The government plans to create an additional domestic solar equipment manufacturing capacity of 25 gigawatts (GW) each of solar cells and modules, and 10GW of wafers by April 2023, said two government officials aware of the matter.
India currently has a manufacturing capacity of 3GW for solar cells and 15GW for modules. The plan to augment local manufacturing follows an additional allocation of Rs19,500 crore for the production-linked incentive (PLI) scheme for high-efficiency solar modules in the FY23 Union budget. This is in addition to the Rs4,500 crore already allocated to the scheme for manufacturing solar photovoltaic modules. The manufacturing push comes ahead of India’s plan to impose a basic customs duty of 40% on modules and 25% on solar cell imports from 1 April. Also, a large manufacturing zone each in a coastal state, a mountain state and a landlocked state are being set up to produce power and renewable energy equipment.

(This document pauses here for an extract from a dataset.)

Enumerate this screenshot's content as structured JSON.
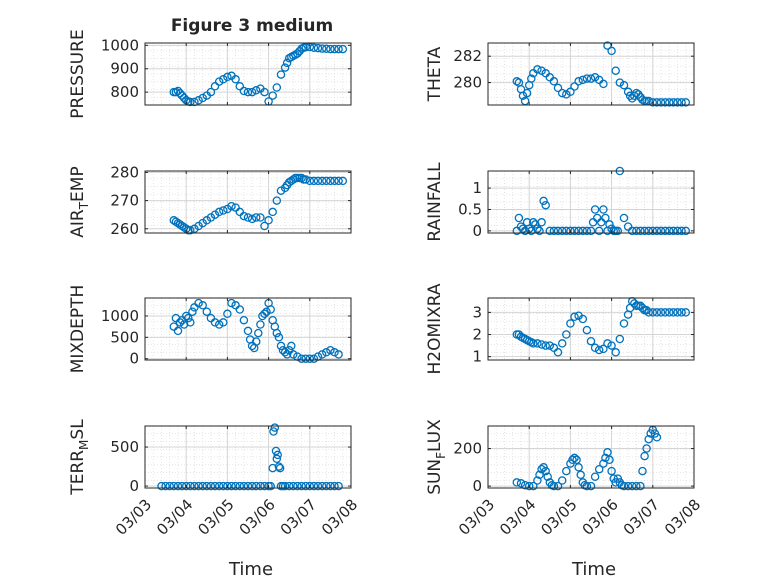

Queries emailed to a spokesperson for the new and renewable energy ministry on Saturday remained unanswered until press time.
Prime Minister Narendra Modi last week said the budget will not only ensure green growth but will also generate green jobs. The leitmotif of energy transition and climate action was imprinted across the budget, with “Energy Transition, and Climate Action” being one of the priority areas for the government.
Along with leveraging its growing green energy market to boost manufacturing, India is also looking to play a bigger role in global supply chains. PLI schemes seek to create global manufacturing champions in India by removing sectoral disabilities and creating economies of scale to develop complete component ecosystems in the country.
Polysilicon is the building block for solar PV manufacturing from which ingots are cast. Wafers cut from ingots are then used to make solar cells, after which modules are assembled. Globally, the manufacturing of polysilicon, ingot and wafer is dominated by China. A global rally in prices of traditional fuels such as crude oil, gas and coal has extended to the solar space, with module prices touching a high of 28 cents per kilowatt-hour (kWh) last year, the highest since 2019. With modules making up nearly 60% of a solar power project’s total cost, any price increase will impact the internal rate of return (IRR) from such projects, many of which have already signed power purchase agreements (PPAs). As a result, India’s solar cells and modules imports fell to $571.65 million in 2020-21 from $1.68 billion and $2.16 billion in 2019-20 and 2018-19, respectively.
India pledged to cut carbon emissions by 1 billion tonnes by 2030 and achieve net-zero carbon emissions by 2070 at the COP26 summit in Glasgow in November. The commitment also includes meeting half of India’s energy needs from renewable energy by 2030 and boosting non-fossil fuel power generation capacity to 500GW by the end of this decade. “One emerging trend is that our peak energy will be 325 GW in 2030, and our total installed capacity is projected to be 817 GW,” India’s power secretary Alok Kumar said in an interview previously.
The union budget made a raft of announcements outlining India’s playbook to combat climate change, including carbon emission and intensity reducing measures such as ‘Battery Swapping Policy’ to promote green mobility, issuance of sovereign green bonds and a policy that has made it mandatory for coal-fuelled power projects to use biomass pellets as 5% of their fuel mix.